Sonuçta dük onunla buluşmak istedi ama ikinci prenses benim istediğim gibi yaptı ve beni müttefiki olarak kabul ettiğini ilan ederek düke benimle buluşmasını söyledi.
Açıkçası buluşma planlarım da yoktu. İkinci Prenseste bunu yapabilirdi ama benim kadar bilgili değil.
Ben ise her şeyi biliyorum ve Düke sadece bunları prensesten öğrendiğimi söylemem gerekiyordu ki böylede oldu.

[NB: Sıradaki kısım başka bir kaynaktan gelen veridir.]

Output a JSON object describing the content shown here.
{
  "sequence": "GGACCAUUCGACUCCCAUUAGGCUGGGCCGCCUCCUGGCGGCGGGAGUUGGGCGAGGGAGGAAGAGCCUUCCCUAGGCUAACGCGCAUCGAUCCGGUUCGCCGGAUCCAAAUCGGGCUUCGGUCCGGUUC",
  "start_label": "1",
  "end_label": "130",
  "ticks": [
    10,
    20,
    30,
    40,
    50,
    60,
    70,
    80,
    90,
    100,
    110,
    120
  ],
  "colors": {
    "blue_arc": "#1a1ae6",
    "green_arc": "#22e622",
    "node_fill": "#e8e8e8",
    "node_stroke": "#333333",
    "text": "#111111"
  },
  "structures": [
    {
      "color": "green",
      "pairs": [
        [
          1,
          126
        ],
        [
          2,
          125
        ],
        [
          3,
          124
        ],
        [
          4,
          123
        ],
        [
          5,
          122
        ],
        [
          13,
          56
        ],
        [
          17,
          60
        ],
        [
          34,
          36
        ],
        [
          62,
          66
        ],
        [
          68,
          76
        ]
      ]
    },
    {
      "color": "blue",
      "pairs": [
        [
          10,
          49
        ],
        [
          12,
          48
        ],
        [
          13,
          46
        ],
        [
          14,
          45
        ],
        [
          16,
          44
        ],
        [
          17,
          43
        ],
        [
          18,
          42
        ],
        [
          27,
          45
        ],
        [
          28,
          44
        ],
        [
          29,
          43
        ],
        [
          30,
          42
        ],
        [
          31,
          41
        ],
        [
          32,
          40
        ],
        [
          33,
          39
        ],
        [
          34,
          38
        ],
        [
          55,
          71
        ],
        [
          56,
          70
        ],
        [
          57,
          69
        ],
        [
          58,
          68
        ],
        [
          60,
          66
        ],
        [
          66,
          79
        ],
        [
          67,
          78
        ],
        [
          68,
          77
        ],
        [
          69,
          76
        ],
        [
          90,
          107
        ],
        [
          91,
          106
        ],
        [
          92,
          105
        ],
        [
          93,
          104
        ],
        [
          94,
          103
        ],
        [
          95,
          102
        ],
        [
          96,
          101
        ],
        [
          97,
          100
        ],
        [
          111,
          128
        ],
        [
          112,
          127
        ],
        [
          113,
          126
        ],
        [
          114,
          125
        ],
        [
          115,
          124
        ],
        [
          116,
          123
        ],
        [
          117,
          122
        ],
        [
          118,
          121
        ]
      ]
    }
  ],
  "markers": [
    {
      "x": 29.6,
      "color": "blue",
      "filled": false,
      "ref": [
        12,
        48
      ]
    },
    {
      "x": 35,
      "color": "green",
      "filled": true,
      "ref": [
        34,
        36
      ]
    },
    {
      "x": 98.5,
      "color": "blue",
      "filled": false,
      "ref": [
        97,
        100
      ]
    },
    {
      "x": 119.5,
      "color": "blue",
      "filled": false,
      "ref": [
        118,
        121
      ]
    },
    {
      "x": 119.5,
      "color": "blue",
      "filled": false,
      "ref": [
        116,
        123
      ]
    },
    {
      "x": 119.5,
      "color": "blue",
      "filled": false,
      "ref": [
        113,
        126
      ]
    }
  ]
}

Akşama doğru ben dükalığa gizlice gittim. Gizli bir toplantı olmasını dük istedi. Açıkçası tam nedeni bilmiyorum genelde bir işi yaparken açık olmayı sever.
Gerçi bu aralar hangimiz eskiden olduğumuz kişiler gibi davranıyoruz ki.
Öyleyse birbirimizi sürekli eskiyle karşılaştırmanın bir manası yok. Sonuçta ne ben eskiden olduğum kişiyim ne de gelecekte olacağım kişi.
Her neyse, buluştuğumuzda ona herşeyi en baştan anlatmam gerekti.
Onun hangi durumlarda nasıl hamleler yaptığını biliyorum. İki hayat boyu izledim.
İlk hayatımda çoktan ezberlemiştim zaten... Şimdi düşününce bu kulağa oldukça korkutucu geliyor.
Ahh sonuçta işime yaradı. Ve benimle çok da ilgili görünmüyordu.
O baloda ağladığını hatırlıyorum. Eski bir anı değil aslında.
Bazenleri merak ediyorum neden ağladığını.
Beni kaybettiğini mi anladı? Bu olduysa bile ağlaması gerekir miydi?
Yani beni kaybettiği zaman ona olan geitirilerim bittiği için mi üzüldü yoksa eski mutlu anıları bir daha yaşayamayacağımız için mi?Belki de pişmandır? Pişmanlığı da farklı sebeplerden olamaz ya. Belki vicdanıdır onu ezen tabi kendini haklı görmüyorsa.
Ama şu kesin, gözyaşları bir şeyi düzeltemez. Öyle olsaydı ağlamayı bırakmazdım.
Yüzüne bakarken düşünmeye devam ettim ve onunlayken hep düşündüm.
Kararım zaten netti derdim nasıl düşündüğü anlamaktı. Ama anlayamadım.
Benim eksikliğim işte bu. Başından beri diğer insanların nasıl düşündüğünü anlayamadığım için sonunda buradayım.
Hayır umursuyorum ve çok çabaladım, olay benim hakkımda ne düşündükleri de değil zaten.
Bahsettiğim olaylar karşısında aldıkları tutum ve davranışlar. Ve çıkardıkları sonuç.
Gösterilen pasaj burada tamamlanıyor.